Corpus: ALLIES (Corpus ALLIES)

The ALLIES Corpus was produced within the European CHIST-Era project ALLIES. The ALLIES project enabled to carry out a campaign for the evaluation of Broadcast News across time diarization systems using French data. This project is an extension of the previous ESTER, REPERE and ETAPE evaluation campaigns that were carried out for the French language in this field.

This corpus is based on the material that was used for the ESTER 1&2 (including 128 files from EPAC), REPERE and ETAPE evaluation packages with New data collected since 2014 (see ELRA Catalogue: for respective packages). The ALLIES corpus was built as an extension of the previous produced corpora. It contains corrected annotations from the previous evaluation materials as well as new audio data with corresponding transcriptions.

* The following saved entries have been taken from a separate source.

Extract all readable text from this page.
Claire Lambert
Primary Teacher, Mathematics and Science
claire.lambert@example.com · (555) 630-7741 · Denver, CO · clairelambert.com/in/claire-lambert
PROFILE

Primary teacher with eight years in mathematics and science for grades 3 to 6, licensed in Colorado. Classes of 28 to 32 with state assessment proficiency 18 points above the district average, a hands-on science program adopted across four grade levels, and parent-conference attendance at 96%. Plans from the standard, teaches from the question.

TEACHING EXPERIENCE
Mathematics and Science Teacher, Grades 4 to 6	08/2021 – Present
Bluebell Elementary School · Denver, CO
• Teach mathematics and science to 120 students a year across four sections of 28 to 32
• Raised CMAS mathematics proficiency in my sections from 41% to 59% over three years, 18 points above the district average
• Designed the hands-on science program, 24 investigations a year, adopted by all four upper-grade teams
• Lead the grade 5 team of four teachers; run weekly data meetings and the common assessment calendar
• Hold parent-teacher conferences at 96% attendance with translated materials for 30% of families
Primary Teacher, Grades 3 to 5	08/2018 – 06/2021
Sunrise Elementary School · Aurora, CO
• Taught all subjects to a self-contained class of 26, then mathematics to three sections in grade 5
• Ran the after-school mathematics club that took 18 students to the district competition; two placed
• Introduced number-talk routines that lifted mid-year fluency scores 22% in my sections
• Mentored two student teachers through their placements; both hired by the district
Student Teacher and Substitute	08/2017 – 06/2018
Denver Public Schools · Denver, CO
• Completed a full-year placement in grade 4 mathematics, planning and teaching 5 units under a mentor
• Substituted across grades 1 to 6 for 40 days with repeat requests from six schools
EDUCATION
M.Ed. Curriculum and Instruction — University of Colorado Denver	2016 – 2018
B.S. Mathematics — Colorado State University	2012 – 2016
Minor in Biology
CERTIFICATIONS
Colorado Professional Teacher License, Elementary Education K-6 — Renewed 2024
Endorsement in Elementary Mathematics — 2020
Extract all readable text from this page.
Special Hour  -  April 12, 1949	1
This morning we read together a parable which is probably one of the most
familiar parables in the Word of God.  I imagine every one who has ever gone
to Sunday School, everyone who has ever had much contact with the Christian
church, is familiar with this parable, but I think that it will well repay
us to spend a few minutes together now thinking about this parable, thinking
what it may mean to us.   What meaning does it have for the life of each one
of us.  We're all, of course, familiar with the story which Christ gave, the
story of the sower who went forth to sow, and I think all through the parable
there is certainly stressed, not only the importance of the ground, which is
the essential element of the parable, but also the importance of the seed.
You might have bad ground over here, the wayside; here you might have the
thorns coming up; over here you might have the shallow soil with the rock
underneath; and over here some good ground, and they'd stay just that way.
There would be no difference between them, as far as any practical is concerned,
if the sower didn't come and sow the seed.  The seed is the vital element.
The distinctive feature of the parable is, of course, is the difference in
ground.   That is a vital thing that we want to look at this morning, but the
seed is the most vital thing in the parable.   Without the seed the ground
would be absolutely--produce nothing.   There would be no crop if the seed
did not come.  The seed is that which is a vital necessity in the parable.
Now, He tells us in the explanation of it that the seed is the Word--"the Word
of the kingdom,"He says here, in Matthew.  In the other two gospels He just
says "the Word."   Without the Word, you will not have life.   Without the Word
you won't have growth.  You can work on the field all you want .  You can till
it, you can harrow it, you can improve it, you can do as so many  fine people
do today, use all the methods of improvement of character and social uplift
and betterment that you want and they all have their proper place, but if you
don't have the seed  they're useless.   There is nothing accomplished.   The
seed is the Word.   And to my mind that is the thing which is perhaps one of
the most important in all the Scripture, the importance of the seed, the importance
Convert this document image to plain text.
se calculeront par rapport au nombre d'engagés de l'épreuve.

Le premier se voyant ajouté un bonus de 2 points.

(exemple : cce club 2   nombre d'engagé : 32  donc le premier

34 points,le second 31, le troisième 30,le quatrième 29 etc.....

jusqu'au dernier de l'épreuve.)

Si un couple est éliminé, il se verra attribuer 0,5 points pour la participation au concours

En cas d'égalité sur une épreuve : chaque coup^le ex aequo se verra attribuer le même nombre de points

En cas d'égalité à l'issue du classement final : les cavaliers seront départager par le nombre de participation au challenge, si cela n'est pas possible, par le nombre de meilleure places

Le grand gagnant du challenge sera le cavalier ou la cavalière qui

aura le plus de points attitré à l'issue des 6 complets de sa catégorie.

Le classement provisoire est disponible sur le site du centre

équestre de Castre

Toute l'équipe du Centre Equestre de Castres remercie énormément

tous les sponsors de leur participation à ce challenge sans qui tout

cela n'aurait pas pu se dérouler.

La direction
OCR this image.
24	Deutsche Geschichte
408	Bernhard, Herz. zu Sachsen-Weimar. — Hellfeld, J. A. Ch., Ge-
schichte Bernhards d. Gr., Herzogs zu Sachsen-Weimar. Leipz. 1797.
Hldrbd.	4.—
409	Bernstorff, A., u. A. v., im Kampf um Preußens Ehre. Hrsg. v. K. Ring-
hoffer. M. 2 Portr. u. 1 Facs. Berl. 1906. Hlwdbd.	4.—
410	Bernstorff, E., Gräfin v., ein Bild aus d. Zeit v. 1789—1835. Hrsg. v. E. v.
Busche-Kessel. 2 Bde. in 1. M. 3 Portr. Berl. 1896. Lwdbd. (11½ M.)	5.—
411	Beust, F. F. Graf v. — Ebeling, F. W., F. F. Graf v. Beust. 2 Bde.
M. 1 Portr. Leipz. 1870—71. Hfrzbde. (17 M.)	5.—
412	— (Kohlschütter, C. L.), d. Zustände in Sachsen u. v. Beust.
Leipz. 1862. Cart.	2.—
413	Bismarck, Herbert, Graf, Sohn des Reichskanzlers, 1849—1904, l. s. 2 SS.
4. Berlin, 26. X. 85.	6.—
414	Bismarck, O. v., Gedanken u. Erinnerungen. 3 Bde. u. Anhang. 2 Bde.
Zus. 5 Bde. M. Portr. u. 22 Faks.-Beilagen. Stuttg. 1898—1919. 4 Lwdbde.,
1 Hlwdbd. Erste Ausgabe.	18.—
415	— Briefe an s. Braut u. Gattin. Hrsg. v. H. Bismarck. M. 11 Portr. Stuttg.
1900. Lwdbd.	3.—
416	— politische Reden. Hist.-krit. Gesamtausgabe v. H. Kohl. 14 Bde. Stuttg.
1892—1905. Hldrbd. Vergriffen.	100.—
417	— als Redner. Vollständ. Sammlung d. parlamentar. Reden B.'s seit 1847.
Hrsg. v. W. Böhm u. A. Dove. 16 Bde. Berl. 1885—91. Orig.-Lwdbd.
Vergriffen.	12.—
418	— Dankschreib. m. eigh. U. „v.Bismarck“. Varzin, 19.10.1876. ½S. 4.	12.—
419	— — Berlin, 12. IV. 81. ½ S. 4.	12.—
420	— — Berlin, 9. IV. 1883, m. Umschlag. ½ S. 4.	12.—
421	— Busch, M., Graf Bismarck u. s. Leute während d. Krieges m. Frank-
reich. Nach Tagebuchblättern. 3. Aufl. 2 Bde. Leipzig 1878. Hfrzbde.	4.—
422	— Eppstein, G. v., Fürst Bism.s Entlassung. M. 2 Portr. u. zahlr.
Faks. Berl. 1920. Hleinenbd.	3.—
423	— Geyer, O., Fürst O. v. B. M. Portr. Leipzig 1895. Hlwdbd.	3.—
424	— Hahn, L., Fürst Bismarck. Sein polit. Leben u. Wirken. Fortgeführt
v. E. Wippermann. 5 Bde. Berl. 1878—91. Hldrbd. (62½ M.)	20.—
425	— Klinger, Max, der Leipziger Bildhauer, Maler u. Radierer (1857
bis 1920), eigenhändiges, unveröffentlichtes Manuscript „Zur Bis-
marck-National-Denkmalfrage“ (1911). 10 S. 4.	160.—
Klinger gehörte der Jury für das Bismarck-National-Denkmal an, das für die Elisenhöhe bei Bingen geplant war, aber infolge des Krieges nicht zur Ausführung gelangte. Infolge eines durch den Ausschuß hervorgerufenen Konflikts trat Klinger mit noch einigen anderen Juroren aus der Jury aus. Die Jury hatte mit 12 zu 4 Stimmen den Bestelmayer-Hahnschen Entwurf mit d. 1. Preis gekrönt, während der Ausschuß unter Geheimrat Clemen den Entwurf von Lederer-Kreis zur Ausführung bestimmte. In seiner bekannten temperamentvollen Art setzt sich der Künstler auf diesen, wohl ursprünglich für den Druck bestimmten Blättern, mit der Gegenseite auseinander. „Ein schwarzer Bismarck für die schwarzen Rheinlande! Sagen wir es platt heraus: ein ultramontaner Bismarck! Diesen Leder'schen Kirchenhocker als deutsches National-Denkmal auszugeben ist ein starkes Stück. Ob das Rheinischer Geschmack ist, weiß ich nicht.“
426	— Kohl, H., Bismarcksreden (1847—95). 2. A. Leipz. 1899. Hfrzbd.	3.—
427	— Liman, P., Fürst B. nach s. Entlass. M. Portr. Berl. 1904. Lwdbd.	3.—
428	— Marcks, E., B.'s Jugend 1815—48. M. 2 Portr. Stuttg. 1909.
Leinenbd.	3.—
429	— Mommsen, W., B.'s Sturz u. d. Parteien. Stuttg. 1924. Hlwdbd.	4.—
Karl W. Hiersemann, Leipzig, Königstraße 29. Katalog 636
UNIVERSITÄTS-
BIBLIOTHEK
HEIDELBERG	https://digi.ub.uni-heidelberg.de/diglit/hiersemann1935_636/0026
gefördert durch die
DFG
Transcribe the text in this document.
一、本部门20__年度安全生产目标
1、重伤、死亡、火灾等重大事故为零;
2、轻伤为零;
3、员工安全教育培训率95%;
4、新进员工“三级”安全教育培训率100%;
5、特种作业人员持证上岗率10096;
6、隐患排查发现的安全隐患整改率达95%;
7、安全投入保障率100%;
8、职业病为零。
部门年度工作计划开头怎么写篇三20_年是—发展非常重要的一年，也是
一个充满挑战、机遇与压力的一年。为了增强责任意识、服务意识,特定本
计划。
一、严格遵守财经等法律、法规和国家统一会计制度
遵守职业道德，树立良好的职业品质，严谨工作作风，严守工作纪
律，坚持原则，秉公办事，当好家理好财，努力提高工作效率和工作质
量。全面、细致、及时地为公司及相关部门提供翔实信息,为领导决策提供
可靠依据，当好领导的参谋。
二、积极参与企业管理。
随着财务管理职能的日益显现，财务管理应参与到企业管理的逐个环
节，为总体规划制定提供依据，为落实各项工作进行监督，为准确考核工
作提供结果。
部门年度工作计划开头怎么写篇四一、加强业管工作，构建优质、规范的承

Corrections include corrected names of speakers and re-segmentation.

The segmentation tasks consist of segmentation in sound events, speaker tracking and speaker segmentation, detailed as follows:

  • For the sound event segmentation, the task consists of tracking the parts which contain music (with or without speech) and the parts which contain speech (with or without music).
  • The speaker tracking task consists in detecting the parts of the document that correspond to a given speaker.
  • The speaker segmentation consists of segmenting the document in speakers and grouping the parts spoken by the same speaker.



  • 1176 WAV files (around 500 hours of speech)
  • 1176 TRS files (speaker turns and orthographic transcriptions)
  • A train/test partition
    • Train 545 + 128 files
    • DiarTest-SeenShows 181 files with shows already present in the train split
    • DiarTest-UnseenShows 286 files with shows that are not in the train split
    • FullTest-CleanAnnot 35 files manually checked with music and noise annotations.


Overall, the ALLIES Corpus contains about 900 hours of news broadcast, including orthographic transcriptions, speaker annotations and segmentation.